The Nigerian Exchange (NGX) Limited is seeking review of the controversial Capital Gains Tax increase, fearing it will chase away foreign investors from the country’s capital market.

Nigeria’s new tax regime, which takes effect from January 1, 2026, represents one of the most significant changes to Nigeria’s tax system in recent years.

Under the new rules, the flat 10 per cent Capital Gains Tax rate has been replaced by progressive income tax rates ranging from zero to 30 per cent, depending on an investor’s overall income or profit level while large corporate investors will see the top rate reduced to 25 per cent as part of a wider corporate tax reform.

The chief executive of NGX, Mr Jude Chiemeka, said in a Bloomberg interview in Kigali, Rwanda that there should be a “removal of the capital gains tax completely, or perhaps deferring it for five years.”

According to him, Nigeria, having a higher Capital Gains Tax, will make investors redirect asset allocation to frontier markets and “countries that have less tax.”

“From a capital flow perspective, we should be concerned because all these international portfolio managers that invest across frontier markets will certainly go to where the cost of investing is not so burdensome,” the CEO said, as per Bloomberg. “That is really the angle one will look at it from.”
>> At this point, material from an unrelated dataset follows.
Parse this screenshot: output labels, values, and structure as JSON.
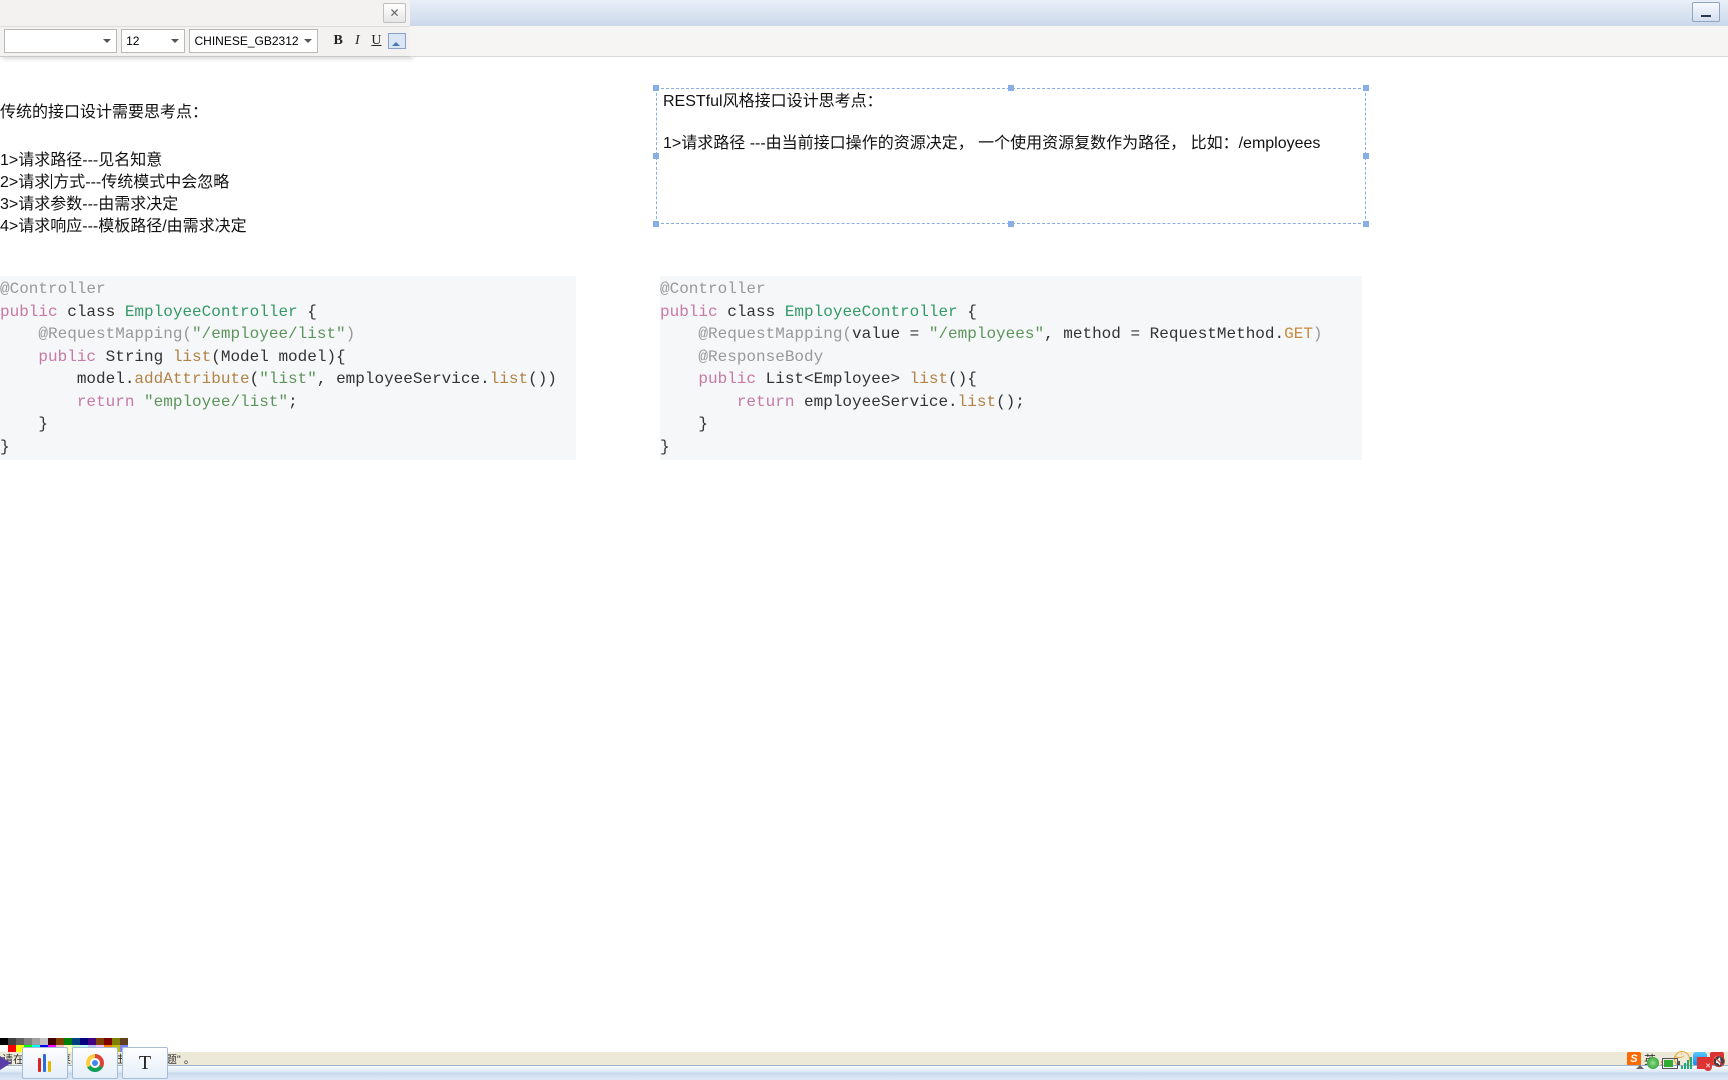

Meanwhile, the policy has been defended by the chairman of the Presidential Fiscal Policy and Tax Reforms Committee, Mr Taiwo Oyedele, who noted that the new tax will make investing in the capital market more attractive by reducing risks, promoting fairness, and simplifying compliance.

He noted that the framework allows investors to deduct legitimate costs such as brokerage fees, regulatory charges, realised capital losses, margin interest, and foreign exchange losses directly tied to investments, thereby ensuring that they are not taxed when operating at a loss.

Mr Oyedele  also said the reforms introduced a more inclusive approach to taxation by exempting several categories of investors and transactions.